Enhancement of electron transfer efficiency of the pseudomorphic In xGa 1− xAs/In yAl 1− yAs asymmetric step quantum well due to delta modulation doping

Abstract

The efficiencies of electrons transferring from the delta and uniform modulation-doped In y Al 1− y As layers to the In x Ga 1− x As step quantum wells in the In x Ga 1− x As/In y Al 1− y As asymmetric step quantum wells were compared. Transmission electron microscopy images and selected-area electron diffraction patterns showed that the In x Ga 1− x As active layers were grown pseudomorphologically on the In 0.52Al 0.48As buffer layer, and a possible crystal structure for the In x Ga 1− x As/In y Al 1− y As step quantum well was described.
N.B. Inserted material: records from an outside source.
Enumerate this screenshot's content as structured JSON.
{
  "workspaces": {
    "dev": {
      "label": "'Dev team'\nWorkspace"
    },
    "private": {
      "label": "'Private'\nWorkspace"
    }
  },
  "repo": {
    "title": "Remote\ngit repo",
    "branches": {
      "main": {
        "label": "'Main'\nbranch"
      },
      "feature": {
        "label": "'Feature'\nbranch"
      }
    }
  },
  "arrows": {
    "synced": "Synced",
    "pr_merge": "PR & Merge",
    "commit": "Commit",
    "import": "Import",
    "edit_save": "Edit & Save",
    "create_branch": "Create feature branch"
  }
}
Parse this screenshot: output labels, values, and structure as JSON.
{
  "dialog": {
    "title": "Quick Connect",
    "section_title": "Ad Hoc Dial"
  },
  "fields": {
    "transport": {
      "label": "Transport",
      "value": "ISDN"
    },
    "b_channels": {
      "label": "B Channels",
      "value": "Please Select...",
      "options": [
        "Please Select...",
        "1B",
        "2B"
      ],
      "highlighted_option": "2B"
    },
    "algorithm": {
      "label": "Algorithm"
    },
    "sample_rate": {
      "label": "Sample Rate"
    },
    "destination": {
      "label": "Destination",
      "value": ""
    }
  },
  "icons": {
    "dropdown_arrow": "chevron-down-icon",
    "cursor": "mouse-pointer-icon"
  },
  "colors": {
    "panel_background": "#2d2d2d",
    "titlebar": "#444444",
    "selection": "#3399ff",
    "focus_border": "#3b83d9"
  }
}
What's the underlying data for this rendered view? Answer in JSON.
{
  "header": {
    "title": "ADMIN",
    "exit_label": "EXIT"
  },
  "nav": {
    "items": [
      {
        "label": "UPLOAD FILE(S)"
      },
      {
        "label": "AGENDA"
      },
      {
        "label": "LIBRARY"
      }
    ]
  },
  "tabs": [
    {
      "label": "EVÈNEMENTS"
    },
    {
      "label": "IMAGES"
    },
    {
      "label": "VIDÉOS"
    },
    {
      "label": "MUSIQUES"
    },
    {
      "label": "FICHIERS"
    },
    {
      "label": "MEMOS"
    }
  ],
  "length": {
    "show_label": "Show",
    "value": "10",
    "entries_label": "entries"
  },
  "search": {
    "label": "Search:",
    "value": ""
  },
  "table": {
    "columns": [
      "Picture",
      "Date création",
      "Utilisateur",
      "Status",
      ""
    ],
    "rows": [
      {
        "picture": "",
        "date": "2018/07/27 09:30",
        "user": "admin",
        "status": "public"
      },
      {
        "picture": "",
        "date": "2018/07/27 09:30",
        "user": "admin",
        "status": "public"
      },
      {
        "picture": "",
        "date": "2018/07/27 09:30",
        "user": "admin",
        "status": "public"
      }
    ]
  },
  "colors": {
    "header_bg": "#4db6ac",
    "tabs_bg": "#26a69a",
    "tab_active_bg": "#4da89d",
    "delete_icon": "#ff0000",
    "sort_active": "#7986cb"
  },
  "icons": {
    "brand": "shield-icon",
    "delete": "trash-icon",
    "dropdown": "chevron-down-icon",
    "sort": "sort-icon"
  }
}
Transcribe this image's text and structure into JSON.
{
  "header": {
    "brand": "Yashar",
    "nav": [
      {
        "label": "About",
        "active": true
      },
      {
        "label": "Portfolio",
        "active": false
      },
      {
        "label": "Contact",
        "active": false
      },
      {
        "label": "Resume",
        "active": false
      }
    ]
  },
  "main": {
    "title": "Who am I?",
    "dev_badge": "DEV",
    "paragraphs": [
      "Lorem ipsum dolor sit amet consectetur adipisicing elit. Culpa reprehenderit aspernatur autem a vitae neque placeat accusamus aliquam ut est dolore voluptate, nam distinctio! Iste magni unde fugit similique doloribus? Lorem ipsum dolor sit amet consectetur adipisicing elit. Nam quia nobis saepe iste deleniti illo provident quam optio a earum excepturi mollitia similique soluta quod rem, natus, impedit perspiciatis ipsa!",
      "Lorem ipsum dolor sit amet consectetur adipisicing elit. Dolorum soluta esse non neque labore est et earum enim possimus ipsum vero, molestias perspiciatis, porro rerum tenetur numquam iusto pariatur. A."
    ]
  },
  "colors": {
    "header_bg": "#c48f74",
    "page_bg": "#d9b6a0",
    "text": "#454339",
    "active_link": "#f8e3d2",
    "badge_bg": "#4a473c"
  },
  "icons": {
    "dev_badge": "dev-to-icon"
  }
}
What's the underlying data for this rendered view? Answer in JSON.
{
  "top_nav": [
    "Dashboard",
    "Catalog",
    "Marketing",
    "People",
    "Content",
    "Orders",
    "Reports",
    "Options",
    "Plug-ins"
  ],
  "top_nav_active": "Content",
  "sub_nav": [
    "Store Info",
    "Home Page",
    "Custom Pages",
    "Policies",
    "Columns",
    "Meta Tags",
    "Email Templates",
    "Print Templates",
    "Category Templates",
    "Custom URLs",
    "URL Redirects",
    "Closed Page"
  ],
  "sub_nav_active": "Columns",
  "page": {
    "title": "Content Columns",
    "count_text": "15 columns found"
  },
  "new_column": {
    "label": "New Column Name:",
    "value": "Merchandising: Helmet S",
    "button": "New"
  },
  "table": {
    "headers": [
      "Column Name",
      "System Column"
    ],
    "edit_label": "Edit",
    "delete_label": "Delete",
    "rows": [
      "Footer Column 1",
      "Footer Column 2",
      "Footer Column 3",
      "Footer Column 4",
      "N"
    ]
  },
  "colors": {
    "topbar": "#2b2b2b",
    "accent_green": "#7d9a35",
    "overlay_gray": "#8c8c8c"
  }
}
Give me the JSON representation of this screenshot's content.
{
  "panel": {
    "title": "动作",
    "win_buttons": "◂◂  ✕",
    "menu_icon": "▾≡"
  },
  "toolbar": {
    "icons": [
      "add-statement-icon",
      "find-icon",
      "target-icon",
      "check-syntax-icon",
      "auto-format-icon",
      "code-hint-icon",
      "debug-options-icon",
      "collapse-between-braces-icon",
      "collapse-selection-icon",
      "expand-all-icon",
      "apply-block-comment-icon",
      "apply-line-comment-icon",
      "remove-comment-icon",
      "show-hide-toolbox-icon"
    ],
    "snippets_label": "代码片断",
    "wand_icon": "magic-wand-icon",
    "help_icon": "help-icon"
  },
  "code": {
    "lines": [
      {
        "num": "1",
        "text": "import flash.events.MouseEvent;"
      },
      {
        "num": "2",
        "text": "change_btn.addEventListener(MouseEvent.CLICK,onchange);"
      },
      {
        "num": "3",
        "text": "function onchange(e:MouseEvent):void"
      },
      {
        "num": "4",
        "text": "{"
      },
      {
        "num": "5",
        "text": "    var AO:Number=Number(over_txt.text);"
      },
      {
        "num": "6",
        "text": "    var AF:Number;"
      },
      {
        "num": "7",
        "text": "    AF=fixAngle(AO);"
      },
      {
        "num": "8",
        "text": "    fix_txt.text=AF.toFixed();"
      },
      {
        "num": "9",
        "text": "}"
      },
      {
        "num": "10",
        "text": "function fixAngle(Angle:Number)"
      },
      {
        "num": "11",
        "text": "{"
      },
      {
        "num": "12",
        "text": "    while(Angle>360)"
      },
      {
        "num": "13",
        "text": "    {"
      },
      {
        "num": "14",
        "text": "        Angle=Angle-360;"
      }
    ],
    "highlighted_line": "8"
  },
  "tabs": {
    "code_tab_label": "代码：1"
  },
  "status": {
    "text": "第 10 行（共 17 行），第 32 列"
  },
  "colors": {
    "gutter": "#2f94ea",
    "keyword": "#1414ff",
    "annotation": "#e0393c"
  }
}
The results of Shubnikov–de Haas (S–dH) and Van der Pauw Hall-effect measurements at 1.5 K and the fast Fourier transformation of the S–dH data that the carrier density and the mobility of a two-dimensional electron gas occupied in the delta modulation-doped In x Ga 1− x As/In y Al 1− y As step quantum wells are larger than those in the uniform modulation-doped step quantum wells. The electronic subband energies and the energy wavefunctions in the delta modulation-doped In x Ga 1− x As/In y Al 1− y As step quantum well were calculated by a self-consistent method taking into account exchange-correlation effects together with the strain and nonparabolicity effects. These results can help improve understanding of the application of delta modulation-doped In x Ga 1− x As/In y Al 1− y As step quantum wells in high-speed electronic devices.